Quand les ânes de la colline sont devenus barbus

Par Apollinee

Le titre est déroutant, le roman, poignant: saisissante découverte de lecture, de sensations, d'atmosphère.

Inspirée de faits réels, la narration épouse le destin de Jack, enfant de Kaboul, groupie  de Jackie Kennedy, vendeur hors pair d'oeufs en étoiles ...

"Et puis la vie a basculé. La mienne. Celle de Bintou, de Asma, celle de Zahid et de Bilkis. J'allais avoir vingt ans. C'était deux jours avant mon anniversaire."

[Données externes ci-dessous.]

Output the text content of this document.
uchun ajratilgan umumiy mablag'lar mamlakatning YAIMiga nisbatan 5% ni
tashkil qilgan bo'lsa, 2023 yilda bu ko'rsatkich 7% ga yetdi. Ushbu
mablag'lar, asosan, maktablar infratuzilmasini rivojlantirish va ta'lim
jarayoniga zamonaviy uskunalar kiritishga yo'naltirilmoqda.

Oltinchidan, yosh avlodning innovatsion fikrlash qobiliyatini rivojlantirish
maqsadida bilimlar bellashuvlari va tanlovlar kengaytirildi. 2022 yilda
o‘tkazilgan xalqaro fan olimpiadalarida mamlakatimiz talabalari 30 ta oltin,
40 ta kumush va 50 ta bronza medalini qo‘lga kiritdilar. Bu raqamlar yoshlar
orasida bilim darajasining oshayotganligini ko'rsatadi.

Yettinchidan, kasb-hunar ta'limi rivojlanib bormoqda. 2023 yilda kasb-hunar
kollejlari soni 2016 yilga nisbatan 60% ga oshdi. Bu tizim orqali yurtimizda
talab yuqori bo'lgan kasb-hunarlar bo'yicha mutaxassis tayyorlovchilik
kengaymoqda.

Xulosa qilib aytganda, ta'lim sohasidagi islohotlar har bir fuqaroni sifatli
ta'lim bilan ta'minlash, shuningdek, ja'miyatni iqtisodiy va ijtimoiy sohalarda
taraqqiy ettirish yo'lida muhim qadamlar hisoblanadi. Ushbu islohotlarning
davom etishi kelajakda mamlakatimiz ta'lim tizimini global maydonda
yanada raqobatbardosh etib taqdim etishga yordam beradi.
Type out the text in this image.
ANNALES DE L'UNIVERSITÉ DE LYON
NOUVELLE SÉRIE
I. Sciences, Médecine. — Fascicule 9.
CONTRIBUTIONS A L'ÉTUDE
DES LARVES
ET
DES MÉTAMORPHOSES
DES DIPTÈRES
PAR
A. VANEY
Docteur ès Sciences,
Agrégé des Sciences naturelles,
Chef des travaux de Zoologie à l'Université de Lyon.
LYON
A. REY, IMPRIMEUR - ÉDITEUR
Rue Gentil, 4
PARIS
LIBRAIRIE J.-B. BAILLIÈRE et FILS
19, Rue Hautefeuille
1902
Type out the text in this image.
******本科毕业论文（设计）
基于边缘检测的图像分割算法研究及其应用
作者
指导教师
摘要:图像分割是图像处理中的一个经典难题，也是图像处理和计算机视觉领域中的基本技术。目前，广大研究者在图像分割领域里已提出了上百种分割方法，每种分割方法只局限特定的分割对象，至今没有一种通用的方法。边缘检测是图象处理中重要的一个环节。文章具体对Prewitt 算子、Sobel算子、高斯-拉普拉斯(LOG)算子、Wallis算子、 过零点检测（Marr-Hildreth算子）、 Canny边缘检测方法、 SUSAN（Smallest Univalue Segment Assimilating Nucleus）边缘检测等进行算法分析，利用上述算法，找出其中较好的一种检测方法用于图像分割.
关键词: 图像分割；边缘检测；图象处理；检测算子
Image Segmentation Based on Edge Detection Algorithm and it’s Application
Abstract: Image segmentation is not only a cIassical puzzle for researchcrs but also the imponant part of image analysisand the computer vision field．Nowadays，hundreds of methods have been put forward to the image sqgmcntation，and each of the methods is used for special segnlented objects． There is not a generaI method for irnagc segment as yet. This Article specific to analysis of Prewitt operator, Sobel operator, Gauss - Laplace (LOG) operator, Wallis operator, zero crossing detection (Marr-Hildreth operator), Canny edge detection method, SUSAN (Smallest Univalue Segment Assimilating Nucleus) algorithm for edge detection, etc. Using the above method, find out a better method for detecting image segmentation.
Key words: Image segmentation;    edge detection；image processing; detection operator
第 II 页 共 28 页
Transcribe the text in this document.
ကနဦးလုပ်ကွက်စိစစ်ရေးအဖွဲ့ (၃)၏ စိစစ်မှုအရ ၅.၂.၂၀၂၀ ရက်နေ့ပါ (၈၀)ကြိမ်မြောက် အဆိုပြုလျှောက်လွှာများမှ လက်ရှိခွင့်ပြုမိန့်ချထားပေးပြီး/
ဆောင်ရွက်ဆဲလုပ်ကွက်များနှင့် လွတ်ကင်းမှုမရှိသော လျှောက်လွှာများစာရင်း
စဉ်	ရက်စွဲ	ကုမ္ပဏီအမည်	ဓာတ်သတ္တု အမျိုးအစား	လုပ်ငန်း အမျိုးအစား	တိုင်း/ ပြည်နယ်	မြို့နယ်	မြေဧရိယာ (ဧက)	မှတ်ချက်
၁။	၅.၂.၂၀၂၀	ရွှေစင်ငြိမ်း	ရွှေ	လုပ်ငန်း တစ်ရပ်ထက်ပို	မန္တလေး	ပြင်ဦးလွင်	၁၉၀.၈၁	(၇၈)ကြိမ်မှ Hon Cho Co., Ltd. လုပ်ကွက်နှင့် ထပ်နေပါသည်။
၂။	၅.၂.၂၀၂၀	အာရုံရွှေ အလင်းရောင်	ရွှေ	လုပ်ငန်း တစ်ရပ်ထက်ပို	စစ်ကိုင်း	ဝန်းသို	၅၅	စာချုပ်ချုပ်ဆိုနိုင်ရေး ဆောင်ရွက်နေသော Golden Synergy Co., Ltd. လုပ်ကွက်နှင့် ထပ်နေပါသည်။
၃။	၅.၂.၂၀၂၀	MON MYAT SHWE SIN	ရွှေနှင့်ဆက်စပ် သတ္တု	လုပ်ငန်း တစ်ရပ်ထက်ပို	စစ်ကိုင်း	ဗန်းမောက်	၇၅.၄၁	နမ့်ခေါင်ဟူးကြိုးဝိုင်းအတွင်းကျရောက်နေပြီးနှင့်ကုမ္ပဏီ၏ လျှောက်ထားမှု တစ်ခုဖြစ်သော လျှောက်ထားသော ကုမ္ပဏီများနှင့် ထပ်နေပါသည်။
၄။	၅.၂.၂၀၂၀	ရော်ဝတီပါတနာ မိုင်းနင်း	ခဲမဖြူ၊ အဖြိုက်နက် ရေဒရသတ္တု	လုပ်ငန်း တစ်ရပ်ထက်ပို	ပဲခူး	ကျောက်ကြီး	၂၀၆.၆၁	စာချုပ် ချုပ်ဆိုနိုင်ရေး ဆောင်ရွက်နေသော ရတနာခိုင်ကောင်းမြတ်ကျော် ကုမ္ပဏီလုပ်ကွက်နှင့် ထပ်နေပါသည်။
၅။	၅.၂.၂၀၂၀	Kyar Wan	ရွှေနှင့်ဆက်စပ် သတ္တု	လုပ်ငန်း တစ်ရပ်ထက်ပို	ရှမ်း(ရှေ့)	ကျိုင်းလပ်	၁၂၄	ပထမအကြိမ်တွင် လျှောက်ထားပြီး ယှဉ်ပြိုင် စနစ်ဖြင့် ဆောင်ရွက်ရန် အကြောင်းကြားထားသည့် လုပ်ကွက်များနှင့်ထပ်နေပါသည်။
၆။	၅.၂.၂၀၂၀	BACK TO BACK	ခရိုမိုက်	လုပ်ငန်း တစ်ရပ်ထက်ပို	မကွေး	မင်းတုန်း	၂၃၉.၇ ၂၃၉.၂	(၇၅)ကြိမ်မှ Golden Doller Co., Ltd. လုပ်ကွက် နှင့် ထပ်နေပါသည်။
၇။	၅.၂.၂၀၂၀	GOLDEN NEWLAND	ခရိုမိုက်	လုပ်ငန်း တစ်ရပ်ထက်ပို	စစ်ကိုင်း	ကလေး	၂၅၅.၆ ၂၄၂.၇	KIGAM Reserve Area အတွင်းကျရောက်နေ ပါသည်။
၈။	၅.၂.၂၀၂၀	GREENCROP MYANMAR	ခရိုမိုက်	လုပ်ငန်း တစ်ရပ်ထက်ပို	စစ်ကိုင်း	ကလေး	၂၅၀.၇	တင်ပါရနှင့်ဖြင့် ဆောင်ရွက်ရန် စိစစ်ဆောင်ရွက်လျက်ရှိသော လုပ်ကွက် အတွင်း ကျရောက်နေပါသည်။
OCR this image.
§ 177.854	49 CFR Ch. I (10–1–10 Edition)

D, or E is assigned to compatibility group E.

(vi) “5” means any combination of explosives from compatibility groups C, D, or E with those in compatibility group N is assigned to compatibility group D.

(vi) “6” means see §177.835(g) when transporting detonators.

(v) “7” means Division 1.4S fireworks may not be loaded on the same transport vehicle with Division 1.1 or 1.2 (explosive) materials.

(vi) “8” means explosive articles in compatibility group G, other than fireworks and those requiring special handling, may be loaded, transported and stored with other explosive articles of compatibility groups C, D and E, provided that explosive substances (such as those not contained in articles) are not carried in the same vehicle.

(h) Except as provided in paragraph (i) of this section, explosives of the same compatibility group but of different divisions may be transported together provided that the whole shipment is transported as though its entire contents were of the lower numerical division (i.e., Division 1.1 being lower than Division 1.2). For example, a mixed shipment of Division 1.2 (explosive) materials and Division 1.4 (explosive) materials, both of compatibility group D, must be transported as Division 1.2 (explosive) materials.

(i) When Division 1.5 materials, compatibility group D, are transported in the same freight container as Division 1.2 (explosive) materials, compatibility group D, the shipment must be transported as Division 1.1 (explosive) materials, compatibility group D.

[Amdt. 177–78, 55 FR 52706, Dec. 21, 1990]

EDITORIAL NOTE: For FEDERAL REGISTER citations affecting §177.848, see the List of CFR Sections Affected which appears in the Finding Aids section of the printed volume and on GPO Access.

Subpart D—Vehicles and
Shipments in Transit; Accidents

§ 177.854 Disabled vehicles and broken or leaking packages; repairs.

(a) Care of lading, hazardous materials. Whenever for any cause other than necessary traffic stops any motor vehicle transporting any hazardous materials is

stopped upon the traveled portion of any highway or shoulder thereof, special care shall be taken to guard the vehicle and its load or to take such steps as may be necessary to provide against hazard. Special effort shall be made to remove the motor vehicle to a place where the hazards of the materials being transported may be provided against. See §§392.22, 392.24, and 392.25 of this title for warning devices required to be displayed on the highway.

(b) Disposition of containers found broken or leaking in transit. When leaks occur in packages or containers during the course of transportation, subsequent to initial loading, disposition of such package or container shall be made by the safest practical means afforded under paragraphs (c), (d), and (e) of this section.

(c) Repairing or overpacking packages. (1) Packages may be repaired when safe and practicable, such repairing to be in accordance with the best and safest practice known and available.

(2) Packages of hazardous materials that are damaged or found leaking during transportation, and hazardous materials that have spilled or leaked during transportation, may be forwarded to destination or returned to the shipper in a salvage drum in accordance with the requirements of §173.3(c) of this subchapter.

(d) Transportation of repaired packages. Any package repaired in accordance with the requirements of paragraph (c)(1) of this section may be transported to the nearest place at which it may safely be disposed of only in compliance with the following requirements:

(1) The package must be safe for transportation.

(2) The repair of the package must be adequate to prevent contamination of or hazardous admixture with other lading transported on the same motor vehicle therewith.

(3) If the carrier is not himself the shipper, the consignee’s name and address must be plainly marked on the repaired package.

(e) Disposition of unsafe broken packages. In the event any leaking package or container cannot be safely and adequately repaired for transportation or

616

Famille éclatée, destin bousculé, double et...trouble, le narrateur/héros se voit propulser à Bruxelles, au coeur d'une église, parmi des grévistes de la faim et proposer un contrat, pour le moins,... singulier.

Avec en filigranes, la pratique afghane (mais aussi pakistanaise) des bacha posh -  je ne vous donne à dessein  d'autre précision - le spectre terrifiant de la répression barbue, le récit prend aussi un tour documentaire.

"Le destin prend parfois des formes étranges, se dit Jack. Cet après-midi-là, il avait un visage, un regard et un prénom."

Riche de surprises, d'émotions et  de rebondissements, passant allègrement de la première à la troisième personne, la narration révèle une vraie maîtrise d'écriture pour ce primoromancier encore inconnu au régiment des écrivains. Gageons qu'il n'en restera pas là.

Découvert par la maison d'édition belge  Diagonale, qui a pour vocation de sélectionner " des premiers romans de qualité" John Henry satisfait magistralement cette ambition...

Une lecture conseillée.

Apolline Elter

Quand les ânes de la colline sont devenus barbus, John Henry, roman, Ed. Diagonale, mars 2015, 196 pp

Billet de faveur

 

AE : S’il évoque- forcément-  l’atmosphère des merveilleux Cerfs-volants de Kaboul (Kaled Hosseini, 2003- Ed. Belfond, 2007, pour la traduction française), votre roman s’inspire de faits vécus, notamment cette grève de la faim opérée par une trentaine de demandeurs d’asile afghans, fin 2013. Pouvez-vous  nous préciser la genèse de votre écriture, les rencontres qui l’ont motivée :

John Henry :  Le roman a été inspiré par un documentaire dont Jack était un des personnages principaux. C’était un documentaire autour des basha posh. Tout est parti de là. C’était le déclencheur. L’histoire avait un début et un personnage principal, à Kaboul. Ensuite j’ai fouillé mon carnet de notes – des notes que je prends sans savoir très bien si je les utiliserai ou comment – et j’ai retrouvé des informations sur le mode de vie des sans-papiers à Bruxelles, sur leur logement, leur travail, la grève de la faim. J’inclus autant que je peux l’histoire dans la vie et aussi dans l’actualité. Ces personnages font partie de la vie, de nos vies, ils partagent le même univers, on partage la même actualité. Ce qui m’inspire et m’intéresse c’est la réalité du monde – un peu comme Laurent Gaudé je suppose. J’ai d’ailleurs une formation de journaliste.

L’Orient m’a toujours fasciné (et me fascine encore plus depuis que je suis marié à une Turque d’Istanbul), les décors, les odeurs, la vie quotidienne, les bruits, les odeurs, les couleurs. Je pense qu’on peut s’asseoir au milieu de la rue, observer et écrire un roman aussitôt. Et j’ai voyagé pour écrire ce roman (mais pas aussi loin à l’Est) : après avoir construit l’ossature du roman en quelques semaines, sur base de toutes ces notes et de toutes les informations du carnet, j’ai écrit le manuscrit en un mois, à Rome, grâce à une bourse, de l’autre côté de la piazza del Popolo, près de la Villa Borghese.

C’est tout cela, je pense, qui a été la genèse de ce roman.